Readme
SEESR Super-Resolution + Stable Diffusion Turbo
About
This is a Cog implementation of SEESR, an advanced AI image super-resolution model.It is designed to upscale low-resolution or compressed images into high-definition versions with enhanced sharpness, fine textures, and accurate color reproduction.
I added Stable Diffusion Turbo for a faster inference and better output in few steps.
SEESR is ideal for:
-
AI photo restoration
-
Image upscaling for prints or digital media
-
Enhancing old or compressed images
-
Improving visual quality for machine learning pipelines
Optimized for Replicate AI deployment, this model delivers fast inference times and production-ready results.
Examples
Check the Examples tab for before-and-after comparisons, including:
-
Portrait restoration with fine facial details
-
Landscape upscaling with enhanced textures
-
Text clarity improvement for scanned documents
How to run
Run on ReplicateUpload or assign your input image under the image parameter to get a high-resolution output.

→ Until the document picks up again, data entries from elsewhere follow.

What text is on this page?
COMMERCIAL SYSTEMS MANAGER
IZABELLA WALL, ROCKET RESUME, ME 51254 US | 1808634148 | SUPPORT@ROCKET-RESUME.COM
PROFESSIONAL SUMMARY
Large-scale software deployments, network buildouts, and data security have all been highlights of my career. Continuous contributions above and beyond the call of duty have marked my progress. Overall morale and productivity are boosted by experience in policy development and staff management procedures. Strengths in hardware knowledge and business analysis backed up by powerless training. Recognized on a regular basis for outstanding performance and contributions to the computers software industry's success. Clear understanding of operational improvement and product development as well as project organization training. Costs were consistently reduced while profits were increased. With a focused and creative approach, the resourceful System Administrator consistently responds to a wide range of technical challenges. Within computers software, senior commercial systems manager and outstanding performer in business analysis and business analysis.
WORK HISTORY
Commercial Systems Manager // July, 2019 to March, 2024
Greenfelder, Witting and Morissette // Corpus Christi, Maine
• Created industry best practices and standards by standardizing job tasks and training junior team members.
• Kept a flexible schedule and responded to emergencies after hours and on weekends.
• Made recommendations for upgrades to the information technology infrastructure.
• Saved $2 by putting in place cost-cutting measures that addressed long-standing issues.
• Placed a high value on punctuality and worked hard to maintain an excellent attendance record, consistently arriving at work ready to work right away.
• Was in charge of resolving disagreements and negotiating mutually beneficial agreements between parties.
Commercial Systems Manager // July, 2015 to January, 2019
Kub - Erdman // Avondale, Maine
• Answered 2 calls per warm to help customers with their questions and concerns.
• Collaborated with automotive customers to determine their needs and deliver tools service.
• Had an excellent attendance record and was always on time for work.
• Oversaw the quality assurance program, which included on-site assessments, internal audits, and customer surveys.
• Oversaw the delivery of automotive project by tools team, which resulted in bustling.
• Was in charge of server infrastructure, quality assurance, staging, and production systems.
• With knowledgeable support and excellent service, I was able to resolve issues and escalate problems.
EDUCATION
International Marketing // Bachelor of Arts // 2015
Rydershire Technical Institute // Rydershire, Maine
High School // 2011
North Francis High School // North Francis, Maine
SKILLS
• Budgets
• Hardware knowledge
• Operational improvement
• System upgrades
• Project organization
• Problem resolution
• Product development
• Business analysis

The model will output an enhanced image with improved sharpness, detail, and color accuracy.
Config options (via cog.yaml) include:
-
Output resolution scale factor
-
Image quality and compression settings
-
Inference performance tweaks
Licensing & Commercial Use
This project is released under the MIT License.You are free to use, modify, and distribute it for both personal and commercial purposes.